Engagement für Afrika ist nicht nur eine Sache der großen Politik. Humanitäres Engagement für Afrika hat in Deutschland eine lange Tradition. Dafür steht nicht nur der Name Albert Schweitzer. Zehntausende Entwicklungshelfer haben unter schwierigen Bedingungen Armut und Elend zu lindern versucht. Viele zivile Lehrer, Ärzte und Kirchenleute haben viel Gutes gebracht.
In Deutschland halten heute viele Initiativen und Organisationen das Bewusstsein dafür wach, dass uns Afrika angeht – und sie tun etwas: Sie werben Sympathien und Gelder ein, sie unterstützen konkrete Projekte. Sie verkaufen Produkte aus fairem Handel mit Entwicklungsländern. Vor dreißig Jahren habe ich selber zusammen mit meiner Frau in Herrenberg einen Dritte-Welt-Laden, wie er damals hieß, mitgegründet. Wir werden heute Nachmittag dorthin fahren und uns mit alten und neuen Mitstreitern treffen. Das zivilgesellschaftliche Engagement solcher Gruppen und Initiativen möchte ich heute ausdrücklich anerkennen. Es macht vielen Menschen in Afrika und bei uns Hoffnung.

 
XII.
Hat das, was ich Ihnen vorgetragen habe, etwas mit Weltethos zu tun? Ich wollte mir und Ihnen eine ganz einfache Frage stellen: Was gehen uns andere an? Und ich wollte sie konkret stellen mit Blick auf Afrika, einen Kontinent, den manche vergessen oder abgeschrieben haben.
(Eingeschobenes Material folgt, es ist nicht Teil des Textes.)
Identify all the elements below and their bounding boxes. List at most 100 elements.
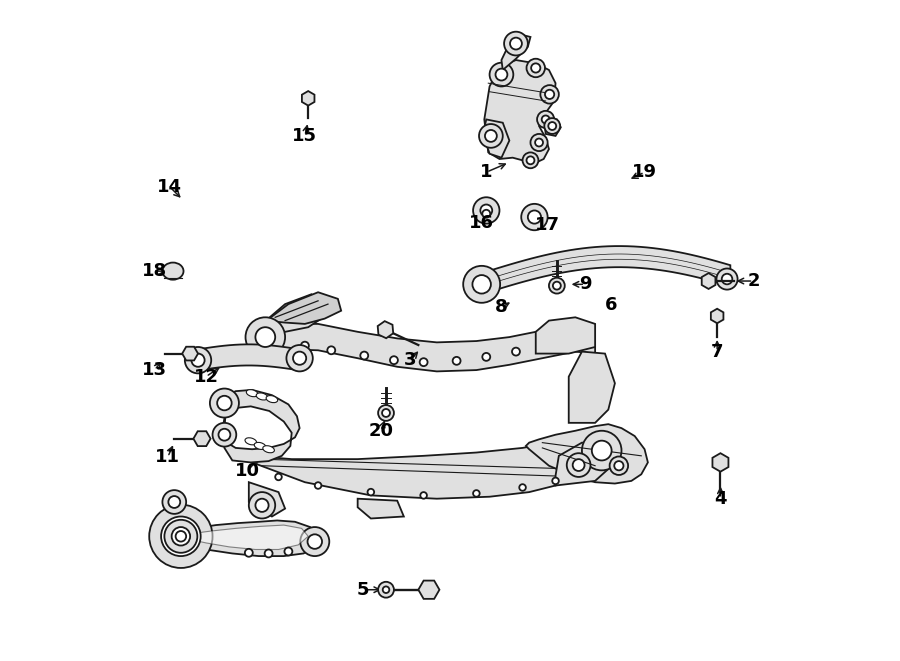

Ich habe viel über Politik geredet. Aber am Ende geht es immer auch um die Haltung jedes Einzelnen. Keine Politik und keine staatliche Institution werden jemals die spontane Hilfsbereitschaft überflüssig machen. »Ein Samariter aber, der des Weges zog, kam vorbei, sah ihn, und hatte Erbarmen mit ihm. Er trat hinzu, verband seine Wunden und goss Öl und Wein darauf; dann setzte er ihn auf sein eigenes Lasttier, brachte ihn in eine Herberge und trug Sorge für ihn.«
In den Townships von Soweto entstand in den siebziger Jahren das Lied der südafrikanischen Freiheits- und Anti-Apartheidbewegung. Inzwischen ist es die südafrikanische Nationalhymne. Sie beginnt mit den Worten, mit denen ich schließen möchte: »Nkosi sikilele i Afrika«: »Gott segne Afrika«.